Jul 3, 2015 1:41 AM in response to MadMacs0

is the xprotect thing done automatically? Is it possible to check it?



@schoodle

ditto. I have two macs (MBP and mini) both from 2006 meaning they have a very very similar processor (and associated limitations) and I am also using FF39. I did what I could to keep them as a perfect workhorse but of course there are limits. I read a tutorial about changing the motherboard (less than 30 euro is the cost) thus allowing the installation of Lion OS and updating the max RAM but ... I never dare to do it.

However after changing the HD for an SSD, the mini became 20yy younger (heating is no more an issues even in these hot days). Do you think it is possible to do the same for my MBP? Laptop heating is always unconfortable.


If I were to buy a used mac good enough to have updated OS (and security) which is the best choice (model or processor) for minimum price? 300 bucks for which model of Air? I'd prefer a mini though


p.s. no one of you mentioned clamxav (that BTW it is no more free ...). Someone reported stability issues with Sophos but ... as usual these are web rumors.

Thanks you all folks

Jul 3, 2015 1:55 AM in response to mauhey67

mauhey67 wrote:


is the xprotect thing done automatically?

As long as you have it enabled in System Preferences->Security->General tab "Automatically install important security updates".

Is it possible to check it?

Open the Terminal app, copy and paste the following line and hit return:

defaults read /System/Library/CoreServices/CoreTypes.bundle/Contents/Resources/XProtect.meta Version

p.s. no one of you mentioned clamxav

Since I volunteer uncompensated tech support on the ClamXav Forum I could be seen as having a bias, so I refrain from making such recommendations.


I do have half a dozen A-V scanners installed, but none of them are active. I have them for testing purposes and in case there is ever a day when I feel I must use one. I have experienced Sophos stability issues two or three times over several years now for unknown reasons, and had to re-install, but since I don't use it regularly I can't properly evaluate it's problems or capabilities beyond what I've read here.

Dec 15, 2015 3:08 PM in response to schoodle

Constantly telling people that because they are older that is the reason for them having problems with 'change' & computing social networks & so on is garbage.


I am 67 and started learning about computing from the age of 20 when IBM tried to con me into becoming a programmer for them. But really only started learning a bit about them from 1979 when I became the public relations consultant for a USA computer manufacturer. The thing about that job was I had to write articles for the press and for manuals etc, all of which had to pass by the CEO. It had to be correct & so I had to learn it about first. Since then I have had a number of different IT & computing clients.


I mention all this to point out I think I am entitled to have a valid opinion on the subject. And that opinion is ... software stinks. A computer screen is simply an electronically generated replacement for a bit of paper with the added facility of being 'interactive' when you click on things.
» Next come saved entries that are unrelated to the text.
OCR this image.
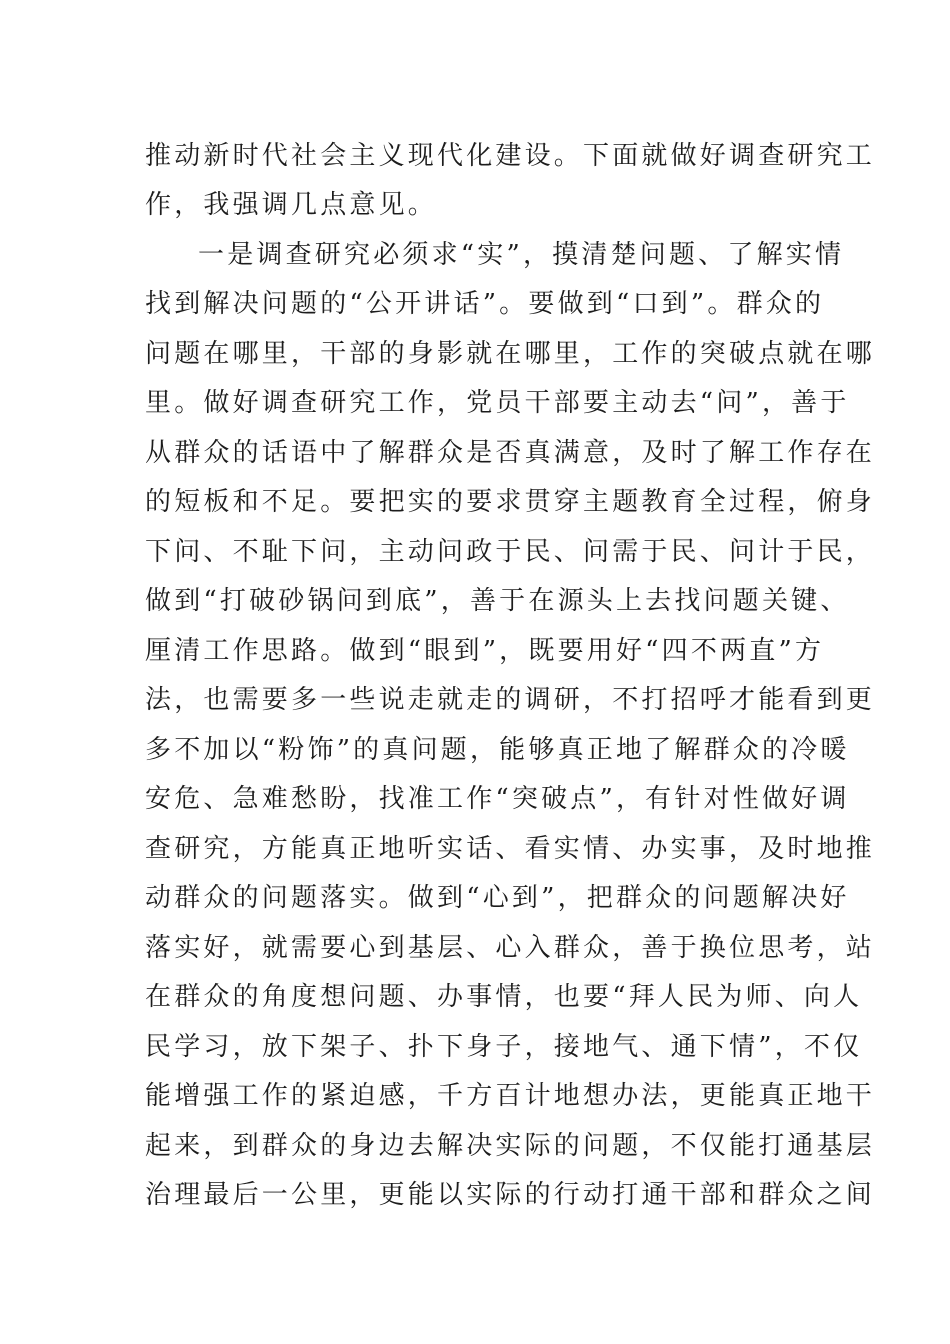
推动新时代社会主义现代化建设。下面就做好调查研究工
作，我强调几点意见。
一是调查研究必须求“实”，摸清楚问题、了解实情
找到解决问题的“公开讲话”。要做到“口到”。群众的
问题在哪里，干部的身影就在哪里，工作的突破点就在哪
里。做好调查研究工作，党员干部要主动去“问”，善于
从群众的话语中了解群众是否真满意，及时了解工作存在
的短板和不足。要把实的要求贯穿主题教育全过程，俯身
下问、不耻下问，主动问政于民、问需于民、问计于民，
做到“打破砂锅问到底”，善于在源头上去找问题关键、
厘清工作思路。做到“眼到”，既要用好“四不两直”方
法，也需要多一些说走就走的调研，不打招呼才能看到更
多不加以“粉饰”的真问题，能够真正地了解群众的冷暖
安危、急难愁盼，找准工作“突破点”，有针对性做好调
查研究，方能真正地听实话、看实情、办实事，及时地推
动群众的问题落实。做到“心到”，把群众的问题解决好
落实好，就需要心到基层、心入群众，善于换位思考，站
在群众的角度想问题、办事情，也要“拜人民为师、向人
民学习，放下架子、扑下身子，接地气、通下情”，不仅
能增强工作的紧迫感，千方百计地想办法，更能真正地干
起来，到群众的身边去解决实际的问题，不仅能打通基层
治理最后一公里，更能以实际的行动打通干部和群众之间
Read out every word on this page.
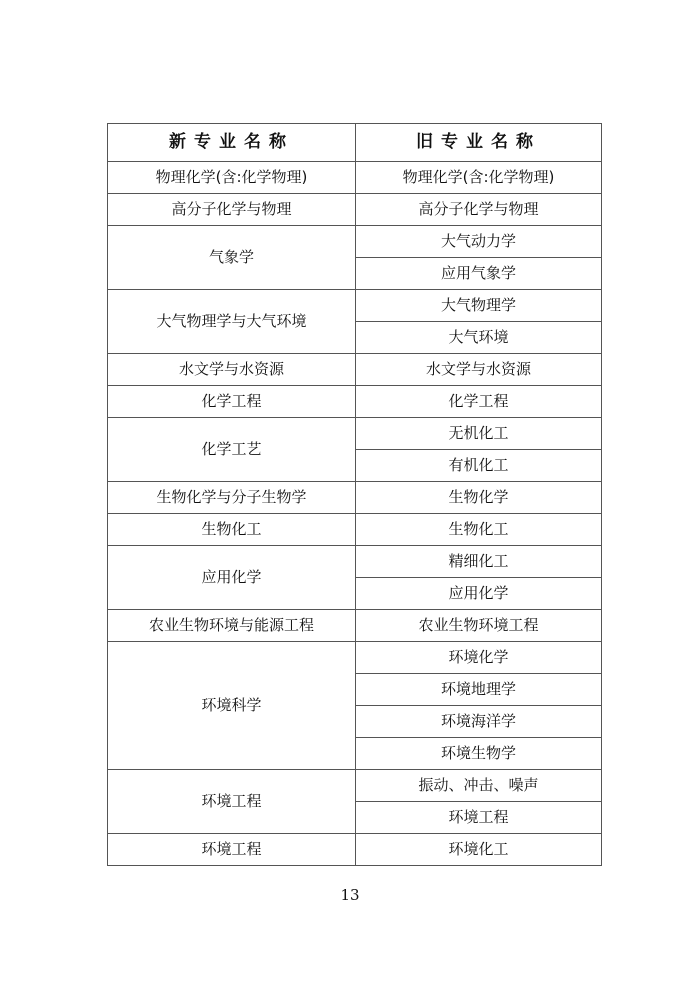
新专业名称	旧专业名称
物理化学(含:化学物理)	物理化学(含:化学物理)
高分子化学与物理	高分子化学与物理
气象学	大气动力学
	应用气象学
大气物理学与大气环境	大气物理学
	大气环境
水文学与水资源	水文学与水资源
化学工程	化学工程
化学工艺	无机化工
	有机化工
生物化学与分子生物学	生物化学
生物化工	生物化工
应用化学	精细化工
	应用化学
农业生物环境与能源工程	农业生物环境工程
环境科学	环境化学
	环境地理学
	环境海洋学
	环境生物学
环境工程	振动、冲击、噪声
	环境工程
环境工程	环境化工
13
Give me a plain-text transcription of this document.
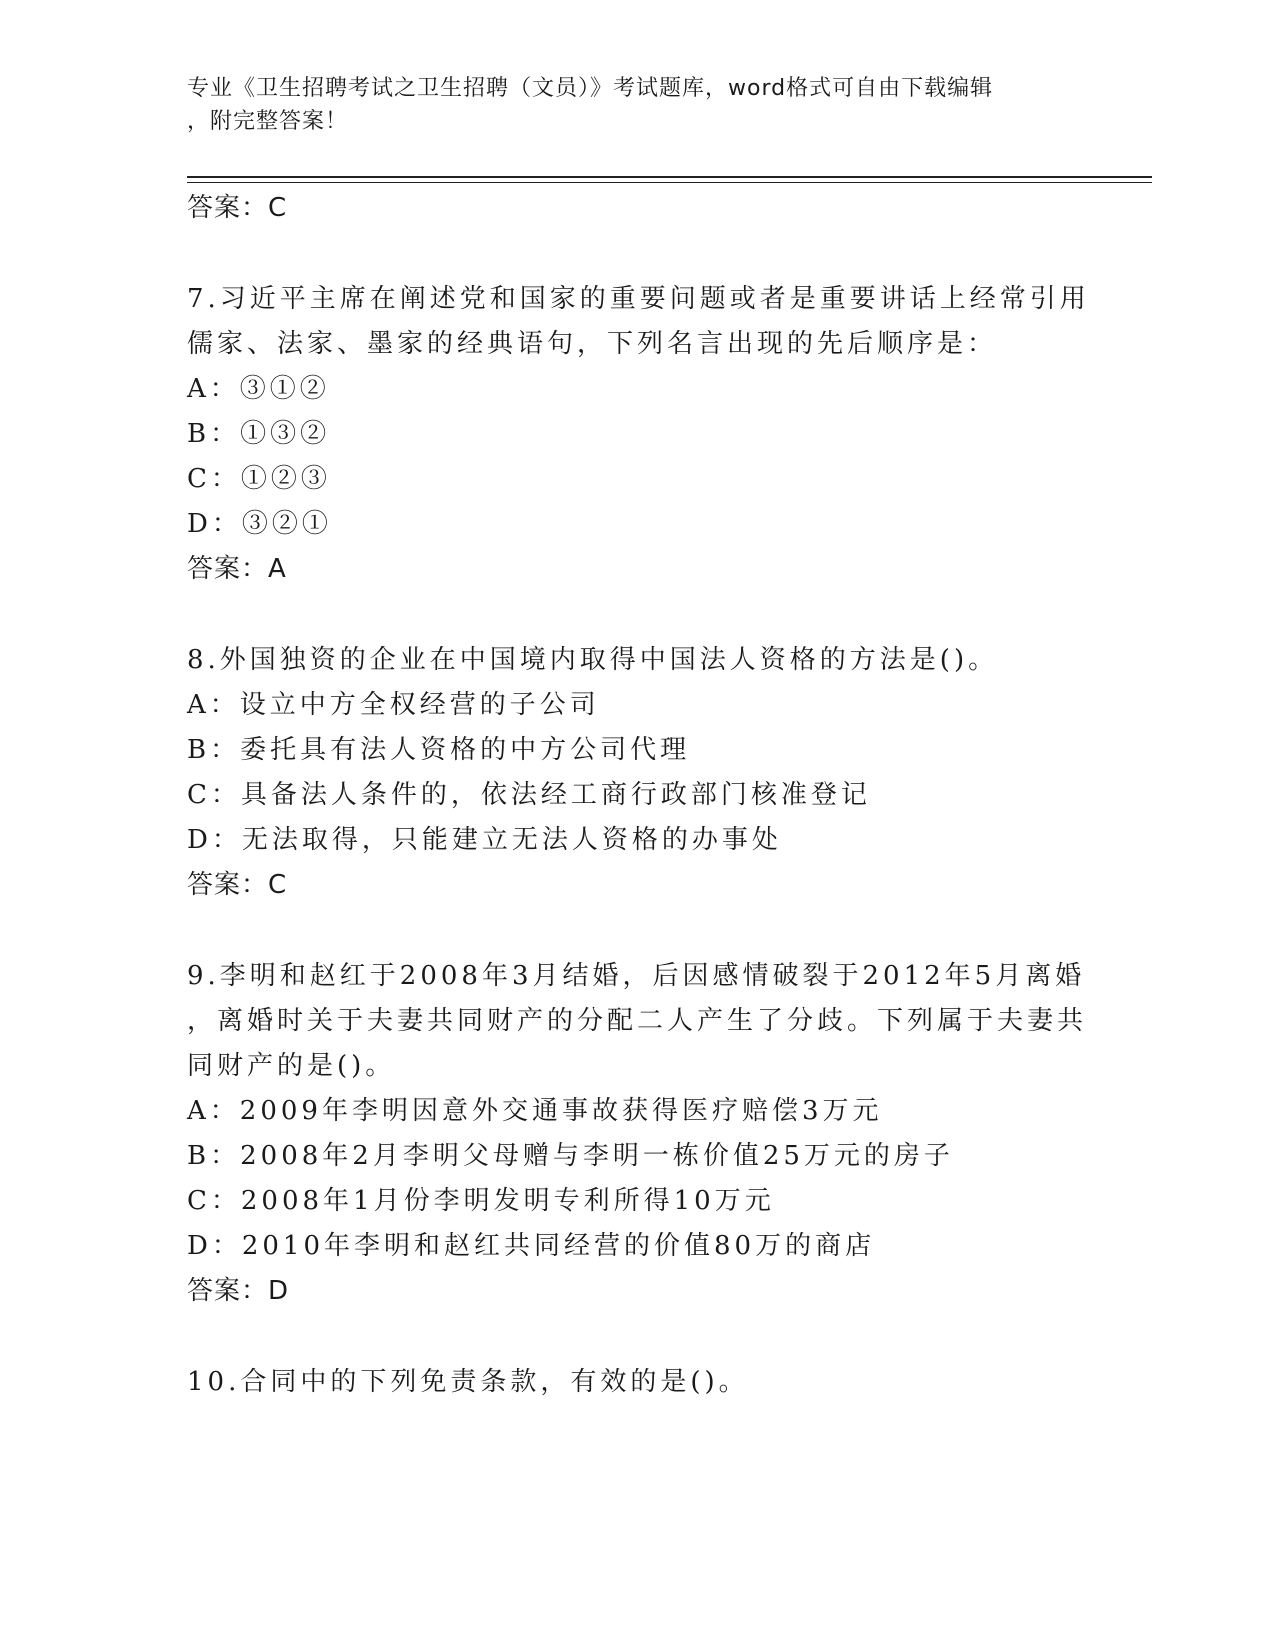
专业《卫生招聘考试之卫生招聘（文员）》考试题库，word格式可自由下载编辑
，附完整答案！
答案：C
7.习近平主席在阐述党和国家的重要问题或者是重要讲话上经常引用
儒家、法家、墨家的经典语句，下列名言出现的先后顺序是：
A：③①②
B：①③②
C：①②③
D：③②①
答案：A
8.外国独资的企业在中国境内取得中国法人资格的方法是()。
A：设立中方全权经营的子公司
B：委托具有法人资格的中方公司代理
C：具备法人条件的，依法经工商行政部门核准登记
D：无法取得，只能建立无法人资格的办事处
答案：C
9.李明和赵红于2008年3月结婚，后因感情破裂于2012年5月离婚
，离婚时关于夫妻共同财产的分配二人产生了分歧。下列属于夫妻共
同财产的是()。
A：2009年李明因意外交通事故获得医疗赔偿3万元
B：2008年2月李明父母赠与李明一栋价值25万元的房子
C：2008年1月份李明发明专利所得10万元
D：2010年李明和赵红共同经营的价值80万的商店
答案：D
10.合同中的下列免责条款，有效的是()。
So why should this electronic bit of paper disobey all the previous rules that applied to paper ? Like, easy to navigate, readability, sensible graphic design etc etc.


Instead ALL the difficulties people have are caused by the stupidly ignorant way originators of these electronic pages write them. They display a laughable inability to communicate and are often almost illiterate. That's it.


So when intelligent people find webpages impossible to navigate etc the users are blamed for the sheer ignorance of the illiterate people producing those pages/software and users are told they are technophobes. Technology is nothing to do with it. Technology is all about what is going on inside all the hardware & we don't need to bother with any of that at all.


And social media ? Don't make me laugh. It isn't even worth talking about it is so stupid.


My seventeen year old son is also unimpressed by all this electronically generated garbage too.